Aside from toxic effects, ATX seems to enhance neurite outgrowth in developing immature neurons, depending on sodium influx, NMDA receptor activity, voltage-gated calcium channels and the calmodulin-kinase pathway.

== Toxicity ==
The toxin has been implicated in cases of respiratory irritation, inflammation of the eye and severe contact dermatitis in fishermen. Antillatoxin is a very potent neurotoxin, although exact toxicity differs between species. The lethal concentration LC_{50} is about 0.1 μM for goldfish, making it the most potent toxin known for goldfish after brevetoxin. It can be cytotoxic to single cerebellar granule cells at concentrations as low as 20 nM in rats but more typically at 50 nM.

Morphological features of antillatoxin-induced neuronal toxicity are swelling of neuronal somata, thinning of neurites and blebbing of neurite membranes.

== Drug Interactions ==
Cytotoxicity can be blocked by noncompetitive NMDA antagonists, such as dextrorphan and MK-801. These compounds are only effective when present at the same time as the toxin, as opposed to post-exposure.
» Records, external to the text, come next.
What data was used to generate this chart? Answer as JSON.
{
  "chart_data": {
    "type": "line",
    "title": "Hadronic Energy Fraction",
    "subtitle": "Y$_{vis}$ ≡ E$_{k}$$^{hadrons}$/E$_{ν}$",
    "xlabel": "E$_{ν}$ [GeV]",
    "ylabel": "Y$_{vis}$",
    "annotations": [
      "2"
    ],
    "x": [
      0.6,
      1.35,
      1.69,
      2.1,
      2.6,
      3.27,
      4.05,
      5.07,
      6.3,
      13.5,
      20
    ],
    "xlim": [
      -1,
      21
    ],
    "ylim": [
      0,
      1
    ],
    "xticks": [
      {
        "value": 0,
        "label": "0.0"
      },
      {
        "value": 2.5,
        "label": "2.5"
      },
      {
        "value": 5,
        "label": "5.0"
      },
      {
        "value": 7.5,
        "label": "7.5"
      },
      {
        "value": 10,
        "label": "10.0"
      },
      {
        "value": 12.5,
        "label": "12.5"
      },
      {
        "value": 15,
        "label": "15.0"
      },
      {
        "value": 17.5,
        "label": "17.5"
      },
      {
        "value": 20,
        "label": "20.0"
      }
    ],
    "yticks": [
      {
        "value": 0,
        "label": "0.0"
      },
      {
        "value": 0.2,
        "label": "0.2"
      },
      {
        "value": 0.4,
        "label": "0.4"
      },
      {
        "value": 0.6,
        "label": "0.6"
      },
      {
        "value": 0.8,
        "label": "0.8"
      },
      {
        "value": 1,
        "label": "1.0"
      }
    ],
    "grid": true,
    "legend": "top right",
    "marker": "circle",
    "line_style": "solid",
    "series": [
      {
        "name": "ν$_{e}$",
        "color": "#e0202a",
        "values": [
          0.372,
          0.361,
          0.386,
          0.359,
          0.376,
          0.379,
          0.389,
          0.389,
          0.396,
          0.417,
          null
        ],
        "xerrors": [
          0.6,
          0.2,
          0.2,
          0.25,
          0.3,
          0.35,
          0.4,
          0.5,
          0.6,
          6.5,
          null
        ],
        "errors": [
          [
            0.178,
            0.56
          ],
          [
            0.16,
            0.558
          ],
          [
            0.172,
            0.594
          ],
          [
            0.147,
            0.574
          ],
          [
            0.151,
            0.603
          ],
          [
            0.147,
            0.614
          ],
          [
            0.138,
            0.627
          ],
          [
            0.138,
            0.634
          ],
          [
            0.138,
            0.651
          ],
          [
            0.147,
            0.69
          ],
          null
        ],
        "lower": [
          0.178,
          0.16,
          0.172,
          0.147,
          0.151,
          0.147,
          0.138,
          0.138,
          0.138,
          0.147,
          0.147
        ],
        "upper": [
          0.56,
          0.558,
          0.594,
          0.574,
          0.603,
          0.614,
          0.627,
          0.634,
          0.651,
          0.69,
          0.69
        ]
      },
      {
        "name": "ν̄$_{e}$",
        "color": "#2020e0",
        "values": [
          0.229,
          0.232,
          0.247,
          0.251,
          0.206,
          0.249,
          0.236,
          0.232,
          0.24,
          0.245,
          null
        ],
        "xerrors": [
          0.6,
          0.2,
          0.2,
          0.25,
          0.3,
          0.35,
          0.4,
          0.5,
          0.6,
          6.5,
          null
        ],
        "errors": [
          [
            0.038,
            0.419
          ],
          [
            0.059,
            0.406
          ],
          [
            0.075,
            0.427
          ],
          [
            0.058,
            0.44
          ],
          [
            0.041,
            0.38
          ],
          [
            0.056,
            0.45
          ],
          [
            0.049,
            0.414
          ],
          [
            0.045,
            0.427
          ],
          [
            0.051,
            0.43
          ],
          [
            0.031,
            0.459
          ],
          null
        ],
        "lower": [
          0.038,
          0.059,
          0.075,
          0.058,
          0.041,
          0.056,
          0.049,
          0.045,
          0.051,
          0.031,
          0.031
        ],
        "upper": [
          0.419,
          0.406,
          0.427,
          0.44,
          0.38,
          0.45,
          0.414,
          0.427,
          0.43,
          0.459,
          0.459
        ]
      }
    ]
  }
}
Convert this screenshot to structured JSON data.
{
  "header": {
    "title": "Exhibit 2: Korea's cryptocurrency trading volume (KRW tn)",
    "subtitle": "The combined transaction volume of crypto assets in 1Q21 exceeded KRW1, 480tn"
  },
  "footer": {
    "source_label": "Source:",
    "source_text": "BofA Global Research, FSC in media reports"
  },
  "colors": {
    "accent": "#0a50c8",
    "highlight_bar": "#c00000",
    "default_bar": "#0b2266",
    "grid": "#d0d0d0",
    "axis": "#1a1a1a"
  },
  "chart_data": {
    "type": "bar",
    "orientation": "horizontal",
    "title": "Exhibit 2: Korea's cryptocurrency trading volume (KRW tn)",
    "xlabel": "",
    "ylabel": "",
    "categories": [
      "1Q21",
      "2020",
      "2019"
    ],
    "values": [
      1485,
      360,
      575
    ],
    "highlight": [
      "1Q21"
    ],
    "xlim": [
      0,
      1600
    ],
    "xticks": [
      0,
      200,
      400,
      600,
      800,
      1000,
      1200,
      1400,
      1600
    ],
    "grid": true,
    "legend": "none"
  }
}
Tetrodotoxin, a sodium channel antagonist, was found to prevent the sodium and calcium influxes caused by antillatoxin. Other voltage gated sodium channel antagonists also inhibit the effects of antillatoxin, such as lidocaine, lamotrigine, phenytoin, carbamazepine, riluzole, and SKA-19. Riluzole, SKA-19, carbamazepine, and lamotrigine were capable of near complete inhibition of membrane depolarization, based on their concentration.

Antillatoxin itself is an allosteric agonist for the action of batrachotoxin, and becomes even more effective when combined with brevetoxin.